I più giovani crescono e imparano sul campo: litigano, fanno pace, costruiscono le basi del loro essere. Chi li allena, li organizza e li guida sente addosso una responsabilità fondamentale, non solo tecnica, ma soprattutto educativa. Il calcio diventa così uno strumento di crescita personale e sociale, capace di trasmettere valori e disciplina.

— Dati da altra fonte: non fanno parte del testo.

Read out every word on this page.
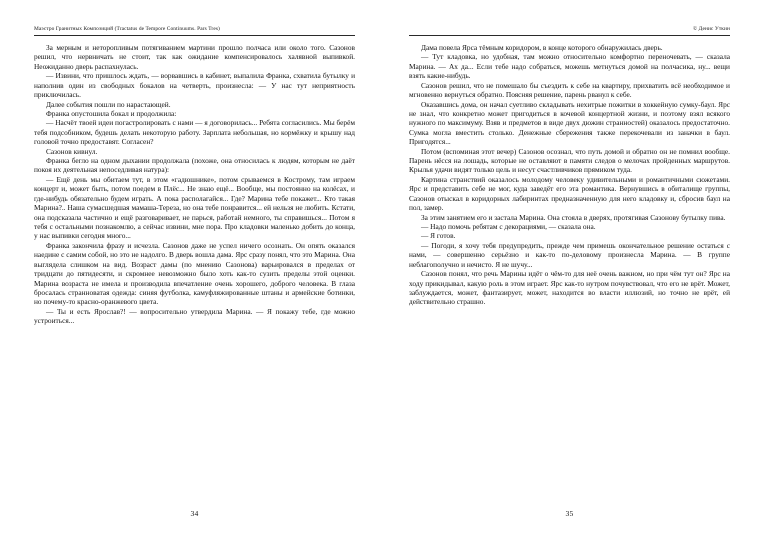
Маэстро Гранитных Композиций (Tractatus de Tempore Continuums. Pars Tres)

За мерным и неторопливым потягиванием мартини прошло полчаса или около того. Сазонов решил, что нервничать не стоит, так как ожидание компенсировалось халявной выпивкой. Неожиданно дверь распахнулась.

— Извини, что пришлось ждать, — ворвавшись в кабинет, выпалила Франка, схватила бутылку и наполнив один из свободных бокалов на четверть, произнесла: — У нас тут неприятность приключилась.

Далее события пошли по нарастающей.

Франка опустошила бокал и продолжила:

— Насчёт твоей идеи погастролировать с нами — я договорилась... Ребята согласились. Мы берём тебя подсобником, будешь делать некоторую работу. Зарплата небольшая, но кормёжку и крышу над головой точно предоставят. Согласен?

Сазонов кивнул.

Франка бегло на одном дыхании продолжала (похоже, она относилась к людям, которым не даёт покоя их деятельная непоседливая натура):

— Ещё день мы обитаем тут, в этом «гадюшнике», потом срываемся в Кострому, там играем концерт и, может быть, потом поедем в Плёс... Не знаю ещё... Вообще, мы постоянно на колёсах, и где-нибудь обязательно будем играть. А пока располагайся... Где? Марина тебе покажет... Кто такая Марина?.. Наша сумасшедшая мамаша-Тереза, но она тебе понравится... ей нельзя не любить. Кстати, она подсказала частично и ещё разговаривает, не парься, работай немного, ты справишься... Потом я тебя с остальными познакомлю, а сейчас извини, мне пора. Про кладовки маленько добить до конца, у нас выпивки сегодня много...

Франка закончила фразу и исчезла. Сазонов даже не успел ничего осознать. Он опять оказался наедине с самим собой, но это не надолго. В дверь вошла дама. Ярс сразу понял, что это Марина. Она выглядела слишком на вид. Возраст дамы (по мнению Сазонова) варьировался в пределах от тридцати до пятидесяти, и скромнее невозможно было хоть как-то сузить пределы этой оценки. Марина возраста не имела и производила впечатление очень хорошего, доброго человека. В глаза бросалась странноватая одежда: синяя футболка, камуфляжированные штаны и армейские ботинки, но почему-то красно-оранжевого цвета.

— Ты и есть Ярослав?! — вопросительно утвердила Марина. — Я покажу тебе, где можно устроиться...

34
© Денис Уткин

Дама повела Ярса тёмным коридором, в конце которого обнаружилась дверь.

— Тут кладовка, но удобная, там можно относительно комфортно переночевать, — сказала Марина. — Ах да... Если тебе надо собраться, можешь метнуться домой на полчасика, ну... вещи взять какие-нибудь.

Сазонов решил, что не помешало бы съездить к себе на квартиру, прихватить всё необходимое и мгновенно вернуться обратно. Поясняя решение, парень рванул к себе.

Оказавшись дома, он начал суетливо складывать нехитрые пожитки в хоккейную сумку-баул. Ярс не знал, что конкретно может пригодиться в кочевой концертной жизни, и поэтому взял всякого нужного по максимуму. Взяв и предметов в виде двух дюжин странностей) оказалось предостаточно. Сумка могла вместить столько. Денежные сбережения также перекочевали из заначки в баул. Пригодятся...

Потом (вспоминая этот вечер) Сазонов осознал, что путь домой и обратно он не помнил вообще. Парень нёсся на лошадь, которые не оставляют в памяти следов о мелочах пройденных маршрутов. Крылья удачи видят только цель и несут счастливчиков прямиком туда.

Картина странствий оказалось молодому человеку удивительными и романтичными сюжетами. Ярс и представить себе не мог, куда заведёт его эта романтика. Вернувшись в обиталище группы, Сазонов отыскал в коридорных лабиринтах предназначенную для него кладовку и, сбросив баул на пол, замер.

За этим занятием его и застала Марина. Она стояла в дверях, протягивая Сазонову бутылку пива.

— Надо помочь ребятам с декорациями, — сказала она.

— Я готов.

— Погоди, я хочу тебя предупредить, прежде чем примешь окончательное решение остаться с нами, — совершенно серьёзно и как-то по-деловому произнесла Марина. — В группе неблагополучно и нечисто. Я не шучу...

Сазонов понял, что речь Марины идёт о чём-то для неё очень важном, но при чём тут он? Ярс на ходу прикидывал, какую роль в этом играет. Ярс как-то нутром почувствовал, что его не врёт. Может, заблуждается, может, фантазирует, может, находится во власти иллюзий, но точно не врёт, ей действительно страшно.

35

Violare questo spazio significa interrompere un percorso di formazione etica e culturale che appartiene non solo a una squadra, ma a un’intera città e a un territorio. Entrare in un campo di calcio senza rispetto per questi valori significa tradire lo sport stesso. Si va sul campo solo se si condividono sacrifici, sudore e passione di chi lo frequenta e lo ama: altrimenti, l’accesso è vietato.
Quanto accaduto al campo di calcio "Vescovado" di Ardore ha suscitato indignazione tra chi vive il calcio con dedizione e amore. Ogni calciatore, allenatore, dirigente o arbitro dovrebbe sentirsi ferito nel profondo, indipendentemente dal luogo in cui si è verificato il vile gesto.
Come sottolinea Saverio Mirarchi: “Un campo di calcio è ovunque un luogo sacro per chi, come me, ci è cresciuto dentro. Viva il calcio, sempre e comunque.”
Il rispetto per il calcio è rispetto per chi lo vive e per i valori che esso insegna. Che l’episodio di Ardore serva da monito: il calcio va protetto, sempre.